Candidate models, parameter descriptions, and biological interpretations of parameters in Population Analysis (POPAN) Jolly-Seber mark–recapture models of Golden Eagles migrating southward along Kittatinny Ridge, Pennsylvania, USA, 2002–2011. Site-dependent parameters are designated by (i) and constant parameters are designated by (.). In each candidate model, we allowed recapture probability (p) to vary with site and year.
Sensitivity Analysis and Model Performance
We conducted a sensitivity analysis to understand how population estimates changed as a consequence of adjusting the rules for constructing eagle capture histories. To do this, we constructed additional capture histories (with and without age-class information) for eagle flight times of 2, 4, and 6 SE around the mean flight speed of eagles. This gave us 8 different sets of capture histories and allowed us to evaluate how sensitive the estimates of population abundance and other parameters were to our methodology.

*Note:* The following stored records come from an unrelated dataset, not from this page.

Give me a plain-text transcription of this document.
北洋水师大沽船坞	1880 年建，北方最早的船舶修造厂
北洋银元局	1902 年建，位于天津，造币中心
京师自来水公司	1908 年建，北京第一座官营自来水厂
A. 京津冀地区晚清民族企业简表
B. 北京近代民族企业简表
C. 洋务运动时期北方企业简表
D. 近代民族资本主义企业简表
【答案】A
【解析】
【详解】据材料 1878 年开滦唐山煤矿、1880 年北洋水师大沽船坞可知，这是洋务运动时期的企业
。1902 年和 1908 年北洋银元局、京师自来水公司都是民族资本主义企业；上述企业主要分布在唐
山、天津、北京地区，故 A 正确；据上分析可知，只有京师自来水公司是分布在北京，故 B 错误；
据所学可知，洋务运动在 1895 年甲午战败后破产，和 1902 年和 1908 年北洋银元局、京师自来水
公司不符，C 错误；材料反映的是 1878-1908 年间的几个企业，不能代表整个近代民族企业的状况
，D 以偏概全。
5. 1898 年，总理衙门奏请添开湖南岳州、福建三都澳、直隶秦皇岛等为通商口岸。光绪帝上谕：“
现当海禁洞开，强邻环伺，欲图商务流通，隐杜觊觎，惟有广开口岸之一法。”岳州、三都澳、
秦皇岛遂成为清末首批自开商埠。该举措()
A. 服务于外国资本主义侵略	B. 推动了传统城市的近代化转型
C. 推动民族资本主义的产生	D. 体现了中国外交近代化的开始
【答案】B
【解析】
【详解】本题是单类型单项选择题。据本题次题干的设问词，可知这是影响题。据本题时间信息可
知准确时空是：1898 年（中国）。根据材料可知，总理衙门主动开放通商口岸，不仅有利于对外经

To assess the reliability of our estimates and relative model performance, we used program RELEASE (Burnham et al. 1987) within package RMark in R 3.2.0 to estimate the variance inflation factor, ĉ, of the models (Laake 2013, R Core Team 2015). We estimated ĉ for the saturated model (i.e. fully site-dependent model: Φ(i)p(i)pent(i)N(i)) using the results from a series of tests on raw capture histories as described below. In RMark, the command release.gof() produces results for 3 separate tests, TEST2, TEST3, and Total. TEST2 evaluates whether the probability of an eagle being seen at site i + 1 is a function of whether or not it was seen at site i, given that it survived from i to i + 1, i.e. equal catchability of marked eagles. TEST3 tests the assumption that all marked eagles alive at site i have the same probability of surviving to site i + 1, i.e. equal survivability of marked eagles. To assess relative model performance, we used the equation ĉ ≅ χ2/df, where χ2 and df signify the model deviance test statistic and degrees of freedom, respectively, as an estimator of variance inflation due to extrabinomial noise in the saturated (fully site-dependent) model that enlarged uncertainty around estimated parameters (Cooch and White 2016). This allowed us to evaluate which assumptions of the Jolly-Seber model may have been violated in our mark–recapture analysis.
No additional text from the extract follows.